On April 27, 2011, our shareholders approved the M.D.C Holdings, Inc. 2011 Equity Incentive Plan (the “2011 Equity Incentive Plan”), which provides for the grant of non-qualified stock options, incentive stock options, stock appreciation rights, restricted stock, restricted stock units and other equity awards to employees of the Company. Stock options granted under the 2011 Equity Incentive Plan have an exercise price that is at least equal to the fair market value of our common stock on the date the stock option is granted, generally vest in periods up to five years and expire ten years after the date of grant. At December 31, 2019, a total of 8.6 million shares of MDC common stock were reserved for issuance under the 2011 Equity Incentive Plan, of which 1.8 million shares remained available for grant under this plan as of December 31, 2019.

 

Director Equity Incentive Plans. Effective March 2001, we adopted the M.D.C. Holdings, Inc. Stock Option Plan for Non-Employee Directors (the “2001 Director Stock Option Plan”). Each option granted under the Director Stock Option Plan vested immediately and expires ten years from the date of grant. The 2001 Director Stock Option Plan terminated on May 21, 2012 and stock options outstanding at the time of plan termination may continue to be exercised in accordance with their terms. A total of 26 thousand shares of MDC common stock were reserved for issuance under the 2001 Director Stock Option Plan as of December 31, 2019.

 

Effective April 27, 2011, our shareholders approved the M.D.C. Holdings, Inc. 2011 Stock Option Plan for Non-Employee Directors (the “2011 Director Stock Option Plan”), which provides for the grant of non-qualified stock options to non-employee directors of the Company.

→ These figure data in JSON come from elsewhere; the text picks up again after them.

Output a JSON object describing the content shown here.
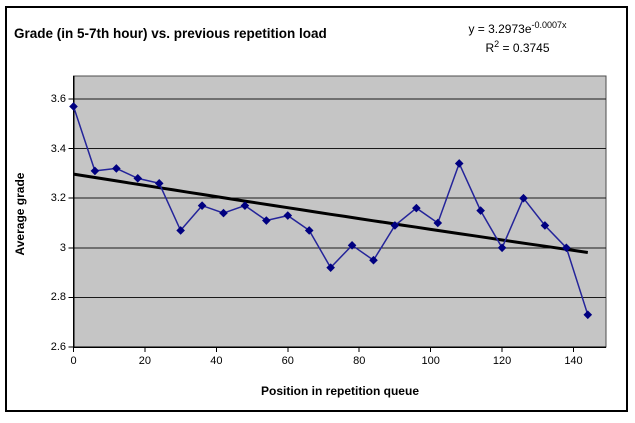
{
  "title": "Grade (in 5-7th hour) vs. previous repetition load",
  "equation": {
    "line1_base": "y = 3.2973e",
    "line1_sup": "-0.0007x",
    "line2_base": "R",
    "line2_sup": "2",
    "line2_rest": " = 0.3745"
  },
  "chart_data": {
    "type": "line",
    "title": "Grade (in 5-7th hour) vs. previous repetition load",
    "xlabel": "Position in repetition queue",
    "ylabel": "Average grade",
    "x": [
      0,
      6,
      12,
      18,
      24,
      30,
      36,
      42,
      48,
      54,
      60,
      66,
      72,
      78,
      84,
      90,
      96,
      102,
      108,
      114,
      120,
      126,
      132,
      138,
      144
    ],
    "values": [
      3.57,
      3.31,
      3.32,
      3.28,
      3.26,
      3.07,
      3.17,
      3.14,
      3.17,
      3.11,
      3.13,
      3.07,
      2.92,
      3.01,
      2.95,
      3.09,
      3.16,
      3.1,
      3.34,
      3.15,
      3.0,
      3.2,
      3.09,
      3.0,
      2.73
    ],
    "trendline": {
      "type": "exponential",
      "a": 3.2973,
      "b": -0.0007,
      "r_squared": 0.3745,
      "equation_text": "y = 3.2973e^(-0.0007x)"
    },
    "xlim": [
      0,
      149
    ],
    "ylim": [
      2.6,
      3.693
    ],
    "x_ticks": [
      0,
      20,
      40,
      60,
      80,
      100,
      120,
      140
    ],
    "y_ticks": [
      2.6,
      2.8,
      3,
      3.2,
      3.4,
      3.6
    ],
    "y_tick_labels": [
      "2.6",
      "2.8",
      "3",
      "3.2",
      "3.4",
      "3.6"
    ],
    "grid": "horizontal-major",
    "legend": "none",
    "marker": "diamond",
    "colors": {
      "plot_bg": "#c5c5c5",
      "plot_border": "#4d4d4d",
      "axis": "#000000",
      "gridline": "#1a1a1a",
      "series_line": "#24249a",
      "marker_fill": "#000080",
      "trendline": "#000000",
      "text": "#000000",
      "background": "#ffffff",
      "frame_border": "#000000"
    }
  }
}
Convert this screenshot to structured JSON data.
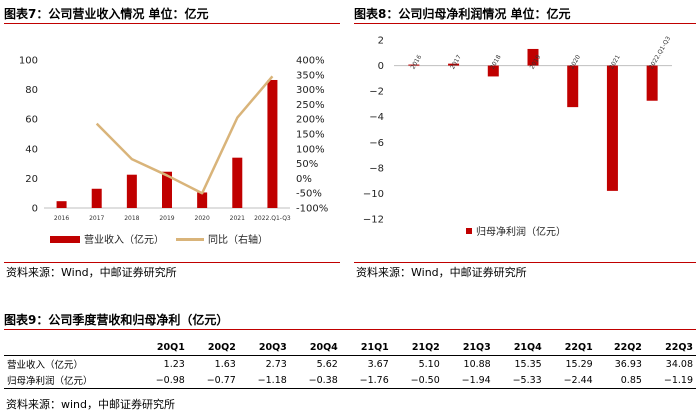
{
  "figure7": {
    "title": "图表7：公司营业收入情况   单位：亿元",
    "source": "资料来源：Wind，中邮证券研究所",
    "chart_data": {
      "type": "bar",
      "categories": [
        "2016",
        "2017",
        "2018",
        "2019",
        "2020",
        "2021",
        "2022.Q1-Q3"
      ],
      "series": [
        {
          "name": "营业收入（亿元）",
          "type": "bar",
          "axis": "left",
          "color": "#c00000",
          "values": [
            4.6,
            13,
            22.5,
            24.5,
            10.5,
            34,
            86.5
          ]
        },
        {
          "name": "同比（右轴）",
          "type": "line",
          "axis": "right",
          "color": "#d9b47a",
          "values": [
            null,
            185,
            65,
            10,
            -50,
            205,
            345
          ]
        }
      ],
      "y_left": {
        "min": 0,
        "max": 100,
        "ticks": [
          "0",
          "20",
          "40",
          "60",
          "80",
          "100"
        ]
      },
      "y_right": {
        "min": -100,
        "max": 400,
        "ticks": [
          "-100%",
          "-50%",
          "0%",
          "50%",
          "100%",
          "150%",
          "200%",
          "250%",
          "300%",
          "350%",
          "400%"
        ]
      },
      "legend": [
        "营业收入（亿元）",
        "同比（右轴）"
      ]
    }
  },
  "figure8": {
    "title": "图表8：公司归母净利润情况   单位：亿元",
    "source": "资料来源：Wind，中邮证券研究所",
    "chart_data": {
      "type": "bar",
      "categories": [
        "2016",
        "2017",
        "2018",
        "2019",
        "2020",
        "2021",
        "2022.Q1-Q3"
      ],
      "series": [
        {
          "name": "归母净利润（亿元）",
          "color": "#c00000",
          "values": [
            0.08,
            0.15,
            -0.85,
            1.3,
            -3.25,
            -9.8,
            -2.75
          ]
        }
      ],
      "y": {
        "min": -12,
        "max": 2,
        "ticks": [
          "2",
          "0",
          "−2",
          "−4",
          "−6",
          "−8",
          "−10",
          "−12"
        ]
      },
      "legend": [
        "归母净利润（亿元）"
      ]
    }
  },
  "figure9": {
    "title": "图表9：公司季度营收和归母净利（亿元）",
    "source": "资料来源：wind，中邮证券研究所",
    "columns": [
      "20Q1",
      "20Q2",
      "20Q3",
      "20Q4",
      "21Q1",
      "21Q2",
      "21Q3",
      "21Q4",
      "22Q1",
      "22Q2",
      "22Q3"
    ],
    "rows": [
      {
        "label": "营业收入（亿元）",
        "values": [
          "1.23",
          "1.63",
          "2.73",
          "5.62",
          "3.67",
          "5.10",
          "10.88",
          "15.35",
          "15.29",
          "36.93",
          "34.08"
        ]
      },
      {
        "label": "归母净利润（亿元）",
        "values": [
          "−0.98",
          "−0.77",
          "−1.18",
          "−0.38",
          "−1.76",
          "−0.50",
          "−1.94",
          "−5.33",
          "−2.44",
          "0.85",
          "−1.19"
        ]
      }
    ]
  }
}
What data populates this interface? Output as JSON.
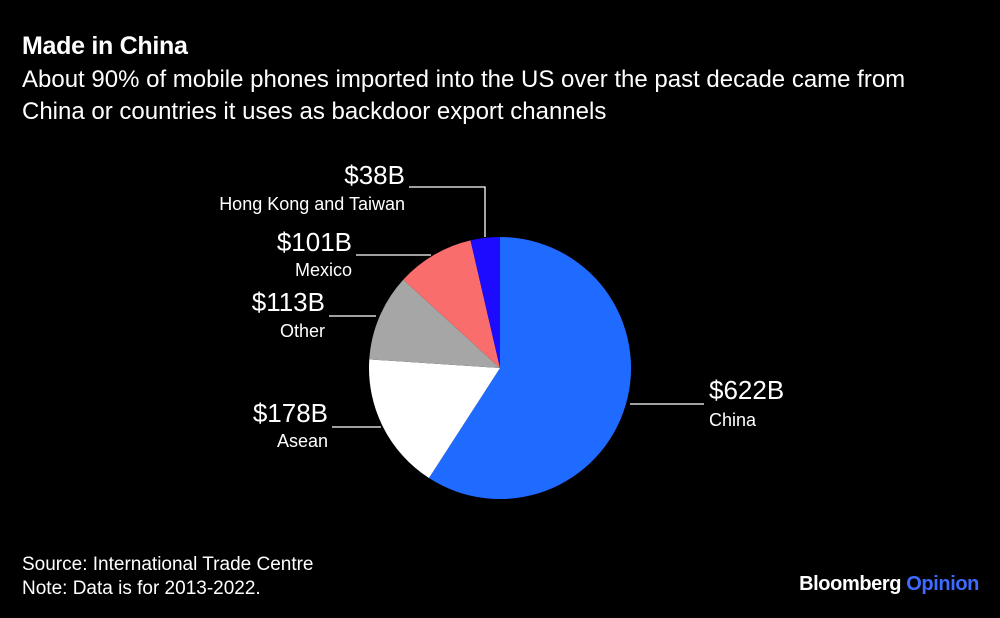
{
  "header": {
    "title": "Made in China",
    "subtitle": "About 90% of mobile phones imported into the US over the past decade came from China or countries it uses as backdoor export channels"
  },
  "chart_data": {
    "type": "pie",
    "start": "top",
    "direction": "clockwise",
    "slices": [
      {
        "label": "China",
        "value_label": "$622B",
        "value": 622,
        "color": "#1f6bff"
      },
      {
        "label": "Asean",
        "value_label": "$178B",
        "value": 178,
        "color": "#ffffff"
      },
      {
        "label": "Other",
        "value_label": "$113B",
        "value": 113,
        "color": "#a6a6a6"
      },
      {
        "label": "Mexico",
        "value_label": "$101B",
        "value": 101,
        "color": "#fa6d6d"
      },
      {
        "label": "Hong Kong and Taiwan",
        "value_label": "$38B",
        "value": 38,
        "color": "#1d0bff"
      }
    ]
  },
  "footer": {
    "source": "Source: International Trade Centre",
    "note": "Note: Data is for 2013-2022."
  },
  "brand": {
    "name": "Bloomberg",
    "section": "Opinion"
  }
}
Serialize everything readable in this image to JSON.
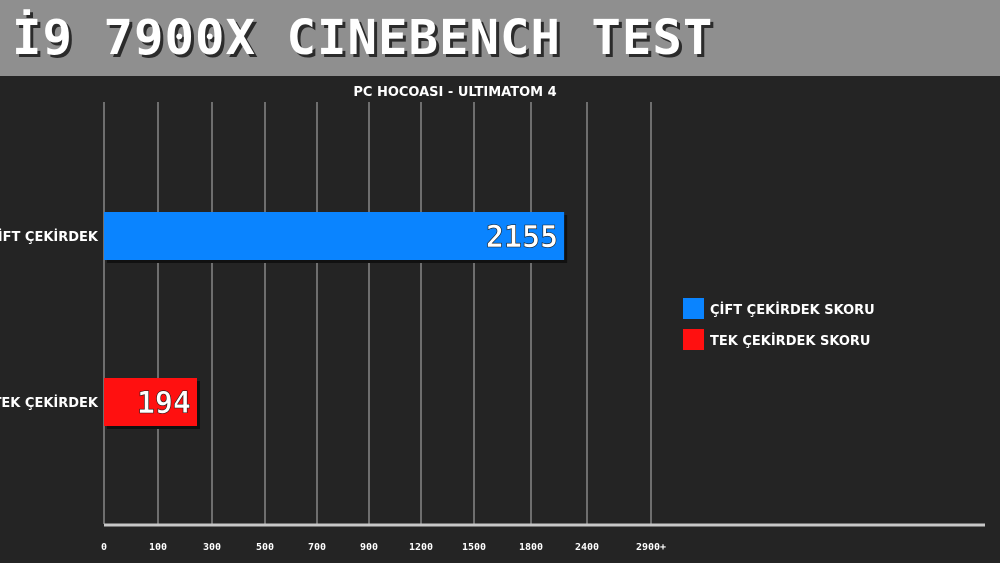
{
  "header": {
    "title": "İ9 7900X CINEBENCH TEST"
  },
  "chart_data": {
    "type": "bar",
    "title": "PC HOCOASI - ULTIMATOM 4",
    "categories": [
      "ÇİFT ÇEKİRDEK",
      "TEK ÇEKİRDEK"
    ],
    "series": [
      {
        "name": "ÇİFT ÇEKİRDEK SKORU",
        "values": [
          2155,
          null
        ],
        "color": "#0a84ff"
      },
      {
        "name": "TEK ÇEKİRDEK SKORU",
        "values": [
          null,
          194
        ],
        "color": "#ff1010"
      }
    ],
    "data_labels": [
      "2155",
      "194"
    ],
    "xticks": [
      "0",
      "100",
      "300",
      "500",
      "700",
      "900",
      "1200",
      "1500",
      "1800",
      "2400",
      "2900+"
    ],
    "grid": true,
    "legend": "right",
    "orientation": "horizontal",
    "colors": {
      "background": "#242424",
      "header": "#8f8f8f",
      "grid": "#b8b8b8",
      "text": "#ffffff"
    }
  }
}
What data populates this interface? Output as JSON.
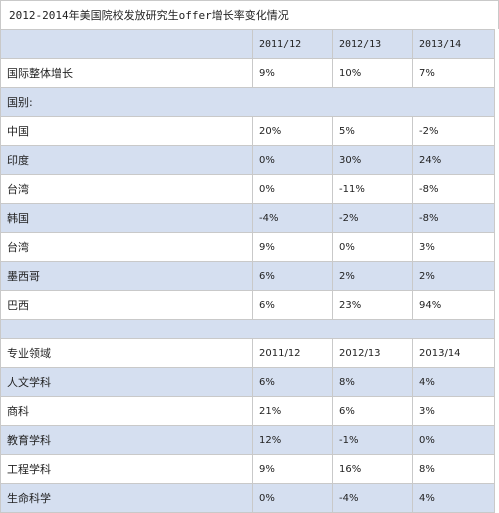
{
  "title": "2012-2014年美国院校发放研究生offer增长率变化情况",
  "header": {
    "c0": "",
    "c1": "2011/12",
    "c2": "2012/13",
    "c3": "2013/14"
  },
  "overall": {
    "label": "国际整体增长",
    "v1": "9%",
    "v2": "10%",
    "v3": "7%"
  },
  "country_section_label": "国别:",
  "countries": [
    {
      "label": "中国",
      "v1": "20%",
      "v2": "5%",
      "v3": "-2%"
    },
    {
      "label": "印度",
      "v1": "0%",
      "v2": "30%",
      "v3": "24%"
    },
    {
      "label": "台湾",
      "v1": "0%",
      "v2": "-11%",
      "v3": "-8%"
    },
    {
      "label": "韩国",
      "v1": "-4%",
      "v2": "-2%",
      "v3": "-8%"
    },
    {
      "label": "台湾",
      "v1": "9%",
      "v2": "0%",
      "v3": "3%"
    },
    {
      "label": "墨西哥",
      "v1": "6%",
      "v2": "2%",
      "v3": "2%"
    },
    {
      "label": "巴西",
      "v1": "6%",
      "v2": "23%",
      "v3": "94%"
    }
  ],
  "field_header": {
    "label": "专业领域",
    "c1": "2011/12",
    "c2": "2012/13",
    "c3": "2013/14"
  },
  "fields": [
    {
      "label": "人文学科",
      "v1": "6%",
      "v2": "8%",
      "v3": "4%"
    },
    {
      "label": "商科",
      "v1": "21%",
      "v2": "6%",
      "v3": "3%"
    },
    {
      "label": "教育学科",
      "v1": "12%",
      "v2": "-1%",
      "v3": "0%"
    },
    {
      "label": "工程学科",
      "v1": "9%",
      "v2": "16%",
      "v3": "8%"
    },
    {
      "label": "生命科学",
      "v1": "0%",
      "v2": "-4%",
      "v3": "4%"
    }
  ]
}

Effective March 29, 2016, our shareholders approved an amendment to the 2011 Director Stock Option Plan to provide the non-employee directors with an alternative to elect to receive an award of restricted stock in lieu of a stock option. Pursuant to the 2011 Director Stock Option Plan as amended, on August 1 of each year, each non-employee director is granted either (1) an option to purchase 25,000 shares of MDC common stock or (2) shares of restricted stock having an expense to the Company that is equivalent to the stock option. Each option granted under the 2011 Director Stock Option Plan vests immediately, becomes exercisable six months after grant, and expires ten years from the date of grant. The option exercise price must be equal to the fair market value (as defined in the plan) of our common stock on the date of grant of the option. Each restricted stock award granted under the 2011 Director Stock Option Plan vests seven months after the grant date. At December 31, 2019, a total of 0.8 million shares of MDC common stock were reserved for issuance under the 2011 Director Stock Option Plan and 0.5 million shares remained available for grant under this plan as of December 31, 2019.

 

Employee Benefit Plan. We have a defined contribution plan pursuant to Section 401(k) of the Internal Revenue Code where each employee may elect to make before-tax contributions up to the current tax limits. Effective for 2018 and thereafter, we match employee contributions at a rate of 50% of the first 6% of compensation and, as of December 31, 2019, we had accrued $2.6 million related to the match that is to be contributed in the first quarter of 2020 for 2019 activity. At December 31, 2018, we had accrued $2.4 million related to the match that was contributed in the first quarter of 2019 for 2018 activity. At December 31, 2017, we had accrued $2.1 million related to the match that was contributed during the first quarter of 2018 for 2017 activity.